Anyways, focusing. Right. She nodded at what he said about the smiles and frowns and laughs and cries. "People do tend to hide sad things. I think it's because they don't want anyone asking them 'what's wrong'." She shrugged. "I don't like it when people ask me that. Everyone's different and I don't think one person will understand why someone else is sad." Sophie tended to get sad about little things. Throw fits, even. She was working on that bit, though.
She tilted her head curiously. "Silly. Anyone can draw or sketch or write, all it takes is imagination and practice. And everyone can do those things." She hated when people said they didn't have imagination, or they weren't creative. Everyone can create something. Everyone! That was part of being human, right? Thumbs and all that.
Sophie understood, or at least, she was pretty sure she did. "I think people make impressions on other people. And people don't like being embarassed. And like I said, they don't want to answer a question and have the other person think the answer is dumb." It made perfect sense in her head, at least.

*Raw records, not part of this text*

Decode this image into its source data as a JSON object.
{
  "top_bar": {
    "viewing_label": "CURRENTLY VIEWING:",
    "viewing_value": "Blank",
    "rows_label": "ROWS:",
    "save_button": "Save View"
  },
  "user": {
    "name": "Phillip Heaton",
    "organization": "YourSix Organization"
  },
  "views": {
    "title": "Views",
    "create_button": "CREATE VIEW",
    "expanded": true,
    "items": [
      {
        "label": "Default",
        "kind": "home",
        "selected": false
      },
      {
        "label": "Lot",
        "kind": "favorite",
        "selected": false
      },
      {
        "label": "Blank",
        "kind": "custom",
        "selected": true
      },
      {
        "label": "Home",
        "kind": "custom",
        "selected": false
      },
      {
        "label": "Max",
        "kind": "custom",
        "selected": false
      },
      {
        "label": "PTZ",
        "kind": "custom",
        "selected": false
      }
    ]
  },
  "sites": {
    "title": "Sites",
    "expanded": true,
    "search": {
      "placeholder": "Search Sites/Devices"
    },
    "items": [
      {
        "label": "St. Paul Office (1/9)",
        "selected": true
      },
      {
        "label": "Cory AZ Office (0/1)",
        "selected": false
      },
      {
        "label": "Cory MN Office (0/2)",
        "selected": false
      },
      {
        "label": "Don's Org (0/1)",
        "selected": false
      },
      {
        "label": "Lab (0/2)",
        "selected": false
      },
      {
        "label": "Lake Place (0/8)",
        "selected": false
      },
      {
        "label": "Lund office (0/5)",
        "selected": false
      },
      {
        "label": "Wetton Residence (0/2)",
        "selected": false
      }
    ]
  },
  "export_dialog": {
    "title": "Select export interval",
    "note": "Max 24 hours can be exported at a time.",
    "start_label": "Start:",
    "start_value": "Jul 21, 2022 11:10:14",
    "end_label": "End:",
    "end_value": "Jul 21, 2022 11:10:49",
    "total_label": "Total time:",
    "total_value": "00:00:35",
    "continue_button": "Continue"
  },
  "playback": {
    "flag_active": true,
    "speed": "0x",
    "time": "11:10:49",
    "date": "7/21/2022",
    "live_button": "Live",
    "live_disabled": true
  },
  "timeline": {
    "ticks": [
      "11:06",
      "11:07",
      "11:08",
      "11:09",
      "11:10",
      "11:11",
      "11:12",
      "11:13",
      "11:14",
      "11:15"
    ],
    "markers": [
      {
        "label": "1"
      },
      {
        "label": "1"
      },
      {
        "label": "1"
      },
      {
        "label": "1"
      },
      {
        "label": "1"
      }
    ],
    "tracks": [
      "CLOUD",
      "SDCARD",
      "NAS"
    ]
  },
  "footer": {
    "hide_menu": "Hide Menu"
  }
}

Things tended to do that, make sense in her head then get all jumbled when she spoke them. And it was so much easier to erase what you write opposed to what you say.
Something seemed to spark when she introduced herself, and she got maybe a little scared when he stood up and leaned into her. Not that scared though. She didn't run away, only leaned back a very little bit. When he spoke, she went back to standing straight up, and smiled. "I'll call you Nico." And then, a little bit of girly jealousy and curiousity set in, and she wanted to ask him something. "What was she like?" Realizing that made other Sophie sound dead, she added, "Where is she now?"